[SPARK-19092] [SQL] Save() API of DataFrameWriter should not scan all the saved files #16481

gatorsmile · 2017-01-06T00:07:40Z

What changes were proposed in this pull request?

DataFrameWriter's save() API is performing a unnecessary full filesystem scan for the saved files. The save() API is the most basic/core API in DataFrameWriter. We should avoid it.

The related PR: #16090

How was this patch tested?

Updated the existing test cases.

gatorsmile · 2017-01-06T00:08:30Z

sql/hive/src/test/scala/org/apache/spark/sql/hive/PartitionedTablePerfStatsSuite.scala

-          // check the cache hit, we use the metric of METRIC_FILES_DISCOVERED and
-          // METRIC_PARALLEL_LISTING_JOB_COUNT to check this, while the lock take effect,
-          // only one thread can really do the build, so the listing job count is 2, the other
-          // one is cache.load func. Also METRIC_FILES_DISCOVERED is $partition_num * 2


This comment is not accurate. The extra counts are from the save API call in setupPartitionedHiveTable.
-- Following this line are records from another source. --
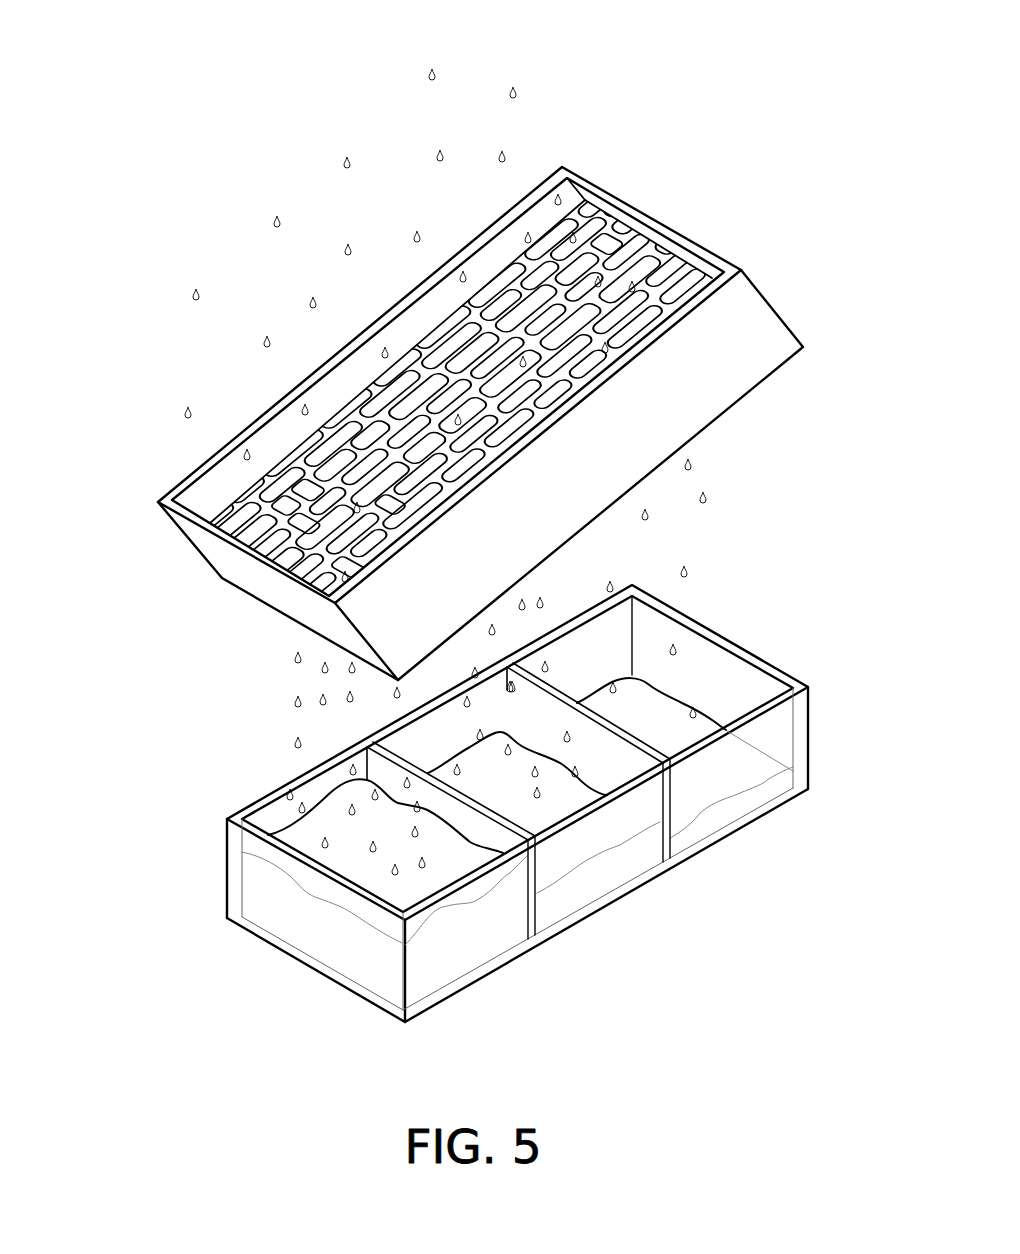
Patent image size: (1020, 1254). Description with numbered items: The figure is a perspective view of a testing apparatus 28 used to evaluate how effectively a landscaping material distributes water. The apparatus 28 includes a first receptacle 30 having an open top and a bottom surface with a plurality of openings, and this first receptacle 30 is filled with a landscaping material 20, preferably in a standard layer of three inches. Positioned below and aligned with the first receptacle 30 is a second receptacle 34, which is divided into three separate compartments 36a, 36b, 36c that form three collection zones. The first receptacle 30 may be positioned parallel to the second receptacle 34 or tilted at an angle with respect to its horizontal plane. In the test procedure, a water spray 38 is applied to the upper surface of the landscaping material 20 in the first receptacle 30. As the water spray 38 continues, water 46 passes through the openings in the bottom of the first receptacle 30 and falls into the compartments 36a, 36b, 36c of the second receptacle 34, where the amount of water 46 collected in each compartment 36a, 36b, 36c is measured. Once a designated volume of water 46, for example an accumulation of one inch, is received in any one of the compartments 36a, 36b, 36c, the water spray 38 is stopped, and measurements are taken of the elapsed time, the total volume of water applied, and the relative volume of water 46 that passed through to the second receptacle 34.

The landscaping material 20 is at (616, 238).
The testing apparatus 28 is at (785, 197).
The first receptacle 30 is at (755, 323).
The second receptacle 34 is at (800, 743).
The first compartment 36a is at (447, 862).
The second compartment 36b is at (563, 800).
The third compartment 36c is at (730, 686).
The water spray 38 is at (480, 47).
The water 46 is at (723, 433).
gatorsmile · 2017-01-06T00:10:17Z

sql/core/src/main/scala/org/apache/spark/sql/execution/datasources/DataSource.scala

-        copy(userSpecifiedSchema = Some(data.schema.asNullable)).resolveRelation()
+        if (isForWriteOnly) {
+          // Exit earlier and return null
+          null


I do not know whether returning null is ok here. This is based on a similar early-exit solution used in getOrInferFileFormatSchema.

Maybe we can change it to return an option?

gatorsmile · 2017-01-06T00:10:47Z

cc @ericl @cloud-fan

cloud-fan · 2017-01-06T01:18:06Z

I think it's time to think about why DataSource.write should return BaseRelation. It seems that we only use it in CreateDataSourceTableAsSelect, to get the schema of the written data, only for nullability changes. Can we avoid doing this? Can we figure out the nullability changes more concisely?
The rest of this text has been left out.